Dalwhinnie 15 Year Old

Score: 80/100
ABV: 43%
Region: Western Highlands/Speyside, Scotland
Body: Light-medium
Texture: Medium-oily 
Best served: Neat
Theme(s): Fresh, lush green, orchard fruits, honey, an entire mountainside!
Likes: Orchard in a glass, crisp, marvelous finish, vibrant!
Price: $65
This whisky is an orchard in a glass. An orchard is land that is planted with fruit trees, and when I put my nose into a glass containing Dalwhinnie 15 Year Old the gentle aroma of peaches and oranges waft up with lush green leaves, damp twigs and a gust of fresh air that carries the scent of a nearby lake and its surroundings; green grass, fruit trees, even some mineral saltiness and berries. In my picture above, I tried to capture the lush green freshness of this whisky.
The Dalwhinnie distillery is one of the highest in Scotland, situated in the Highlands at over 1,070 feet. It is fitting, then, that this whisky seems to represent its origins in a bottle! That is exactly what I pick up in this whisky, it bursts with everything I detected on the nose and finishes with impeccable form; glowing on the tongue with perfection.
This whisky even brings back lovely memories of my time in the mountains of Europe, sipping berry tea in a cozy little lodge on a mountain top at an incredible height! The wooden lodge against the mountainside and dewy grass on the rocks is also a feature in the character of this whisky, absolutely beautiful. It is reasonable to believe that a whisky may absorb the character of its surroundings, just like most island malts have characteristic sea saltiness. The Dalwhinnie 15 Year Old reflects an entire mountainside of nature, and that is something very special.
You should appreciate this whisky over the lifetime of a bottle, as it is so complex and evolves beautifully. It also retains its character after being opened (mine was open for four months).
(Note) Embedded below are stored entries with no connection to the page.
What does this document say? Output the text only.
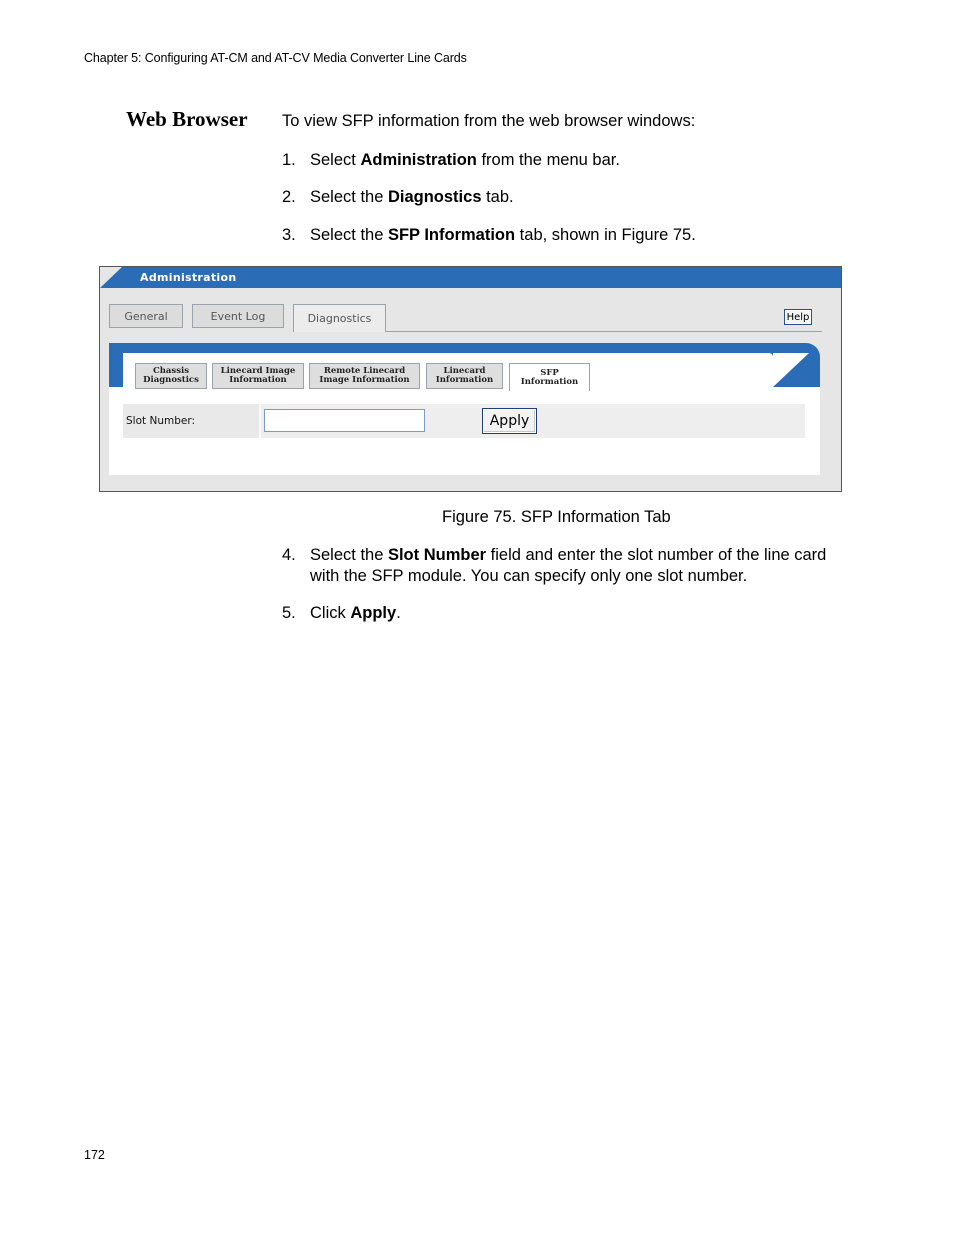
Chapter 5: Configuring AT-CM and AT-CV Media Converter Line Cards
Web Browser To view SFP information from the web browser windows:
1. Select Administration from the menu bar.
2. Select the Diagnostics tab.
3. Select the SFP Information tab, shown in Figure 75.
Administration
General	Event Log	Diagnostics	Help
Chassis
Diagnostics
Linecard Image
Information
Remote Linecard
Image Information
Linecard
Information
SFP
Information
Slot Number:	Apply
Figure 75. SFP Information Tab
4. Select the Slot Number field and enter the slot number of the line card with the SFP module. You can specify only one slot number.
5. Click Apply.
172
Light and fresh, this whisky releases a spritz of lemon and orange peel that cuts through the gentle breeze coming from the orchard, as all the fruity character merge with vanilla and bakery spices to subdue the oak that is barely noticeable (but no doubt playing its very important role in balancing the sweetness etc). That is what I love about this whisky;  it is so complex that an ripples in its character are barely noticeable and because it is not dominated by any one feature they all work in almost perfect harmony to produce one stellar performance. There is no heavy or pungent smell but rather a strong gust of delightful character that does not overpower the senses. This whisky is a pleasure to nose because it has complexity and many layers. I can keep my nose in this glass for a while! Do I now scent almond and vanilla? Pines and forests, trees and wood. This is brilliant!
After letting the whisky rest for about 20 minutes with a cover, it opened up and released some magnificent scents. Lemon zest joins the orange peel with dried apricots and figs, and then melon adds a twist. This has all the hallmarks of a traditional marmalade, with big juicy shreds of orange peel!
So wonderfully smooth! On the palate the sharp citrus is more dominant than on the nose as an array of spices burn brightly, cinnamon, nutmeg, vanilla bean, pepper, anise seed, cocoa and cardamom. The oak also plays a bigger role on the palate, and in addition to bringing those spices adds its own bitterness and vanilla to balance against complex layers of citrus (lemon, lime and orange) and honey. The crisp burst of fresh almonds from the tree also brings a mild earthiness with lush green grass at the crack of dawn soaking with icy dew.

The flavour lingers on my tongue for a very long time, retaining its impeccable balance as notes of licorice develop from the spice and what is left is the dry bitterness of oak that morphs into the vapour of grapefruit rising from the citrus. It is gentle, and the warm glow travels down and remains.